中山 法子(なかやま・のりこ)氏 山口市徳地診療所/糖尿病ケアサポートオフィス 代表
1988年山口県立衛生看護学院卒,2011年国際医療福祉大大学院修士課程修了。21年より現職。診療看護師(NP,プライマリ・ケア領域)を11年に取得。糖尿病看護認定看護師。
患者さんが頼れる人と場所が大切――協働する医師の立場から
NPと協働するプライマリ・ケア医として,中山さんが挙げてくれた事例はとても印象的でした。医師が入室すると顔色が変わることを医師も理解していながら,あえてそこにフォーカスはしません。ご本人が頼れる場所と人が大事だとの共通認識があります。今回の事例は一例ですが,多くの人がNP外来に継続的に通いながら,元気になっていく姿を目の当たりにしています。NPとの協働により,今までにないような形で患者さんに良い変化が起きることを,中山さんとの間では「看護の力により生活が整う」という言葉で表現しています。診療所の提供できる医療・看護の質において相乗効果を実感する日々です。

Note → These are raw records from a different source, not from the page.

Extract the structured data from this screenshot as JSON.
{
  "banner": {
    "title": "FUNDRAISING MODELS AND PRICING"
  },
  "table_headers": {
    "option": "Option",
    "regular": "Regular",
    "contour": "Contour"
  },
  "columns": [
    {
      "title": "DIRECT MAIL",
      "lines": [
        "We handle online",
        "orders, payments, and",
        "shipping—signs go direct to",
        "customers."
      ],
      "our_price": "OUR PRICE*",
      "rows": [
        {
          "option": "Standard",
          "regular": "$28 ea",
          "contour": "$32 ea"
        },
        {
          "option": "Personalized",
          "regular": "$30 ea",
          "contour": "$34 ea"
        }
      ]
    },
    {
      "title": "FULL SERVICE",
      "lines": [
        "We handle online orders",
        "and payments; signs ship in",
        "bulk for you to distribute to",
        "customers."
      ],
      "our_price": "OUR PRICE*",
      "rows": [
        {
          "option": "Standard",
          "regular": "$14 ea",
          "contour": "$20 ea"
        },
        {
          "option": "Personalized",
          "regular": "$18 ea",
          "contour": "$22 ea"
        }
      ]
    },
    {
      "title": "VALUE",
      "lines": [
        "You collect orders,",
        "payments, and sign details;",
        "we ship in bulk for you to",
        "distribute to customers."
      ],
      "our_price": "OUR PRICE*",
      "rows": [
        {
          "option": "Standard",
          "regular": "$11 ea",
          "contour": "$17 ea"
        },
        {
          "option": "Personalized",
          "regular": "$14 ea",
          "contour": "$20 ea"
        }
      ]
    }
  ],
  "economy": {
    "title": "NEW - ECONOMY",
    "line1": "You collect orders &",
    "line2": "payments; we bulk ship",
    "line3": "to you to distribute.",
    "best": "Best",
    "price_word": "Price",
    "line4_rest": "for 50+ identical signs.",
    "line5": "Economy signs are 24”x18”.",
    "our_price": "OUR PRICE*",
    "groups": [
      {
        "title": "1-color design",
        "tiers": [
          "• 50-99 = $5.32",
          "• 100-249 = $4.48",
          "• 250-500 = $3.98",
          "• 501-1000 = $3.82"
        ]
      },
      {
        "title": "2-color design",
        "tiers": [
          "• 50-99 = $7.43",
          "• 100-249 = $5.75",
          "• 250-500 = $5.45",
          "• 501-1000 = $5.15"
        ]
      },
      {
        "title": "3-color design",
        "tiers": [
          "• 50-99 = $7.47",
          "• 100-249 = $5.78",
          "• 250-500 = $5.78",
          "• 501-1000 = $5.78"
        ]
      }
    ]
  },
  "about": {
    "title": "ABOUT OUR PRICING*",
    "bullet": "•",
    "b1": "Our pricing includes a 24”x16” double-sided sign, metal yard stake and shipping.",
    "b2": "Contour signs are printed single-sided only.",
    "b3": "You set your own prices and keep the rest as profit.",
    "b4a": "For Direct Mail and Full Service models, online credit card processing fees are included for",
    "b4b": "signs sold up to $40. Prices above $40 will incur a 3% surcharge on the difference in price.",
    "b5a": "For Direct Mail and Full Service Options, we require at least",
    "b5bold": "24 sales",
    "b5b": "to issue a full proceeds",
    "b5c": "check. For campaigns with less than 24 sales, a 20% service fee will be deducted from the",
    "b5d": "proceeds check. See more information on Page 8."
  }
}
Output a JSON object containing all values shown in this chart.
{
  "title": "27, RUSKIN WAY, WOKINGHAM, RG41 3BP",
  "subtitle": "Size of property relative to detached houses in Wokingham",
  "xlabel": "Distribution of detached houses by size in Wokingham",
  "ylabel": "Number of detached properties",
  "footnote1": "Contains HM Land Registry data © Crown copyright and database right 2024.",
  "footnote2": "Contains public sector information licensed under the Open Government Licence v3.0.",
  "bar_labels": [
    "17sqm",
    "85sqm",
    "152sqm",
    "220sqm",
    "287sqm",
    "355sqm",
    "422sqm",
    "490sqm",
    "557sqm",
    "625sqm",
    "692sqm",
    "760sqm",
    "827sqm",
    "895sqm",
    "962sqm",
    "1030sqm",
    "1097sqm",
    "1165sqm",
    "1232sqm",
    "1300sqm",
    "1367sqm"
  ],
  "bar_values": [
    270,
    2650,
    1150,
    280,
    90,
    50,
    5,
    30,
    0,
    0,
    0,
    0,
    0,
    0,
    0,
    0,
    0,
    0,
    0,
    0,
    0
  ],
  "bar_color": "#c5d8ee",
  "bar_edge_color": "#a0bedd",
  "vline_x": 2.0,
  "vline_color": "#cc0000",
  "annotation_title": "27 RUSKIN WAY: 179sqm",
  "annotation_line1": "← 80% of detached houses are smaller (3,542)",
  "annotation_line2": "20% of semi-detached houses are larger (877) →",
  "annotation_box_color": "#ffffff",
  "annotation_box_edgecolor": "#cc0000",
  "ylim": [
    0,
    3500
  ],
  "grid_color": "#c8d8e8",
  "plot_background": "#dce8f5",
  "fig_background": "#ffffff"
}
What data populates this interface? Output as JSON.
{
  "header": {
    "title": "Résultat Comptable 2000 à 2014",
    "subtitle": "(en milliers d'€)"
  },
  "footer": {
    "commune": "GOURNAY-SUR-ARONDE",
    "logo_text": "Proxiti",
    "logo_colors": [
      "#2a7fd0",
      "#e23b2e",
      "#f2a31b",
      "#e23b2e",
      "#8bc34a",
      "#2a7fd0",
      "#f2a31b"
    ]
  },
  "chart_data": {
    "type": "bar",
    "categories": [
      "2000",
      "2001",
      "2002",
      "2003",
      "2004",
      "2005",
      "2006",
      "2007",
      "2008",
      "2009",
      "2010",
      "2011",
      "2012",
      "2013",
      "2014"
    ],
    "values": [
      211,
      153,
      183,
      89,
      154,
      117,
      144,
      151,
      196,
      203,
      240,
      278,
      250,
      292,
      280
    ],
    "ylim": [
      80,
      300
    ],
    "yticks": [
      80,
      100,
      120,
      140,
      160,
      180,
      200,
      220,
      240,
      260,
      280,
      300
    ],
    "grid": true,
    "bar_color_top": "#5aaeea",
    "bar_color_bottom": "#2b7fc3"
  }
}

またNPによる診療への信頼はもちろん置いていますが,任せっ放しにしないよう気をつけています。特に診察は,NP外来の後にもう一度し直します。処方もNPからの提案を尊重しますが,一任はしません。医療的な判断で異なる選択肢をとる場合は否定せず,「こちらでいきましょう」のように,医師として指示を出します。後ほど治療の理由や思考過程などを伝え,お互いの理解とかかわり方を擦り合わせます。医師―NP間でお互いの敬意と役割分担を確認し合うことが大事だと思っています。
中嶋 裕(なかしま・ゆたか)氏
山口市徳地診療所
山口県立総合医療センターへき地医療支援部
2002年自治医大卒業後,山口県内のへき地医療機関に勤務する。12年より山口県立総合医療センターへき地医療支援部勤務し,21年より徳地診療所管理者を兼務。日本プライマリ・ケア連合学会家庭医療専門医・指導医。